Displaced Texans in need of shelter should report to the Tommie Allen Recreation Center: Red Cross

Texans evacuating from the Gulf Coast are finding safety in North Texas.

The Dallas Office of Emergency Management opened at shelter Friday at the Walnut Hill Recreation Center to accommodate evacuees from Hurricane Harvey.

The rec center can accommodate up to 500 people, and by 4 a.m. Saturday, there were already more than 200 people checked in.

A second shelter was set to open Saturday at the Tommie Allen Recreation Center, located at 7071 Bonnie View Road in Dallas. Displaced residents who have not already checked in to another shelter should report to the Tommie Allen location, according to a Red Cross spokesperson.

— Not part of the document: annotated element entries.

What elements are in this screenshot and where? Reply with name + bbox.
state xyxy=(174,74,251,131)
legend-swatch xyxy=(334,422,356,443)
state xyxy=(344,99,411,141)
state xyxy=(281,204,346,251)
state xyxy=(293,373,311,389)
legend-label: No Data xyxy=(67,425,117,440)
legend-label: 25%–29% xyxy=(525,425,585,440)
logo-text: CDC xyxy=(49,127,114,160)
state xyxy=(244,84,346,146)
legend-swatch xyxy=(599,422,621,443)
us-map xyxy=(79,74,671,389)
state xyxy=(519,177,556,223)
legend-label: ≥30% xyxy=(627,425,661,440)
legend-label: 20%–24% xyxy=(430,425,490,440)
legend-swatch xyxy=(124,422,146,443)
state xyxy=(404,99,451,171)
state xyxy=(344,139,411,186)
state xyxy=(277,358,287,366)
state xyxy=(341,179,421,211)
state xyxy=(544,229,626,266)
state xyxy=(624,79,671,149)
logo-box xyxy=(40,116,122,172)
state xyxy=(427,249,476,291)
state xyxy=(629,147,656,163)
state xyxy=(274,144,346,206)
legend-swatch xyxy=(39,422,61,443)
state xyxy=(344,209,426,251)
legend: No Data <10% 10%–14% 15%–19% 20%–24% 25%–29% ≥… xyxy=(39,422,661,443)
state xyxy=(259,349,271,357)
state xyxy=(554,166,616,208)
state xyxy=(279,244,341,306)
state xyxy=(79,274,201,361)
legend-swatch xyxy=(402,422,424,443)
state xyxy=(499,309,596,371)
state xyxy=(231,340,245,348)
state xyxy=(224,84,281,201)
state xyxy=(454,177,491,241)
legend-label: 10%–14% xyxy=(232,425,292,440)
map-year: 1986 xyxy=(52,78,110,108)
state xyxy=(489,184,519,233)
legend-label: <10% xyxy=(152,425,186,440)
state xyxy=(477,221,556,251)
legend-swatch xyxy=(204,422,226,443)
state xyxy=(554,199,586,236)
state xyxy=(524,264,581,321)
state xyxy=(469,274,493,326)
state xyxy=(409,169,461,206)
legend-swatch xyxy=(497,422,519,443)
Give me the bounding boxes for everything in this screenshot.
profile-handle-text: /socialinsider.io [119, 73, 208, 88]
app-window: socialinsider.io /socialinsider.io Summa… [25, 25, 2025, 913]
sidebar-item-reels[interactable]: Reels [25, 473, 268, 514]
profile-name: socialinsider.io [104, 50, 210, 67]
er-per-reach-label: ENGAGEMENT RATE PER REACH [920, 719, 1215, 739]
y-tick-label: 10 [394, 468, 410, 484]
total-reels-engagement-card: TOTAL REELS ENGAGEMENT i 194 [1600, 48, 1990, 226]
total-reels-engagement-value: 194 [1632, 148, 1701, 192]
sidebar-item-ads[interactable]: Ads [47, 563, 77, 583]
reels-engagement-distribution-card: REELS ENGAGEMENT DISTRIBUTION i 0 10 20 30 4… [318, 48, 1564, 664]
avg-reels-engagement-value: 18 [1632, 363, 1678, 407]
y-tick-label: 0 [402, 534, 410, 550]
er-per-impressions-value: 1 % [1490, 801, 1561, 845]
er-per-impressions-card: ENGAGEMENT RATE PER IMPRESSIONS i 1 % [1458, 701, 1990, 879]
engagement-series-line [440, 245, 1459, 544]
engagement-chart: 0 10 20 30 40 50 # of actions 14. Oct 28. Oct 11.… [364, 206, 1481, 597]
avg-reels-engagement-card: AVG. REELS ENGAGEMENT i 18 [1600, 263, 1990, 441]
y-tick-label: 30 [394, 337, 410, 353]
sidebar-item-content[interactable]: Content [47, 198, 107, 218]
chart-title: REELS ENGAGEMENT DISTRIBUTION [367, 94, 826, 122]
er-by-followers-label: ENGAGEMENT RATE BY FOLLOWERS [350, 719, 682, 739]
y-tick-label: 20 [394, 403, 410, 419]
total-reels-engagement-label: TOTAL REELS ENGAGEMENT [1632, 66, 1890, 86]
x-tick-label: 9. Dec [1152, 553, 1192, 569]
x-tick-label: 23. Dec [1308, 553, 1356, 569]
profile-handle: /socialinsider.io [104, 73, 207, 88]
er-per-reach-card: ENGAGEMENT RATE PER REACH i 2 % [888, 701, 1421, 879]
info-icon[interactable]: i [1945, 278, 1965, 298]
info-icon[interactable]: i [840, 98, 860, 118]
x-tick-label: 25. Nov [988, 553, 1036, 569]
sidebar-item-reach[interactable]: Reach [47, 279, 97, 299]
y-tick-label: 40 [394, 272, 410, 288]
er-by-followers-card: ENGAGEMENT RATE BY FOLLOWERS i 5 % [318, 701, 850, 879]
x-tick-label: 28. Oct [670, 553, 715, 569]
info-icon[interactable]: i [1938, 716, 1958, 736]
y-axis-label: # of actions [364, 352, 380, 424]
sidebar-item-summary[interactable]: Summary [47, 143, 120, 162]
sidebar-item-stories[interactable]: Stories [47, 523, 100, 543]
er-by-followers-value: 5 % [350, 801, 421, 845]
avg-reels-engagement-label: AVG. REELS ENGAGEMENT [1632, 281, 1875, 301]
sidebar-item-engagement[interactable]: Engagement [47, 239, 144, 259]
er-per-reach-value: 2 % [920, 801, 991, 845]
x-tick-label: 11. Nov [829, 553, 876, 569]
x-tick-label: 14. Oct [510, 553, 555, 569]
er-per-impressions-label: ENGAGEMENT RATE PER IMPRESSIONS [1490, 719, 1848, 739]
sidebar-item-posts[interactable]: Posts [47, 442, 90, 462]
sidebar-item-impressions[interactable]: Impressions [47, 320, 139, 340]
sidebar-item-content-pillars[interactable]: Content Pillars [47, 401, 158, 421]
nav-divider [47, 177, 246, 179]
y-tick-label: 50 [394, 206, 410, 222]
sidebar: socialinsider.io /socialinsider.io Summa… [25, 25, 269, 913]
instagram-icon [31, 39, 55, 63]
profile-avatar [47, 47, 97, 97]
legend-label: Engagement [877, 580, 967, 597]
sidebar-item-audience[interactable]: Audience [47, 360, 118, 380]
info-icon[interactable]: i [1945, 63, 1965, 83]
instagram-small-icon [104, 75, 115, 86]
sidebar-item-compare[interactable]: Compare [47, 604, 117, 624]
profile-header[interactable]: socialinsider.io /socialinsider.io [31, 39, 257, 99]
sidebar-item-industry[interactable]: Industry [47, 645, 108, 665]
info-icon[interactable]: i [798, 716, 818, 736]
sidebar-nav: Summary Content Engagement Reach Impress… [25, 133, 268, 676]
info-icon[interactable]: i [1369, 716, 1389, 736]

Texas Department of Transportation signs along the highway in Ellis County instructed evacuees to call 2-1-1 to find out which Dallas shelters that are open.

Paula Chambers and Lara Raney arrived in North Dallas Friday morning from Houston. They were there during Hurricane Ike, and did not want to go through anything like that again.

"Where we live our whole street floods. You know there is nothing you can do. It is sad. It really is. People lose their lives, so I hope people listen and evacuate," Chambers said.

They decided to leave early this morning when the storm gained strength.

"I went to the store the night before we left, and people were fighting in the store over water. There was no water. All the shelves were empty. The gas lines were crazy, so I don't want to do that again," she added.

Elaine and Raymond Brundrett live in Corpus Christi, right near the water. They decided Thursday to head to North Texas to stay with their niece. At one point in their drive, they were going just 6 miles per hour.

"I lived through Hurricane Celia in 1970. We lost our roof. We kept adding quilts, on top of quilts, on top of quilts, and I kept hearing this roaring of wind — 160 miles an hour — and I didn't want to do it. And with this coming in at night, it would have been worse because that came in during the day," said Elaine Brundrett, who added, "like everybody says, you can replace things but you can't replace yourselves."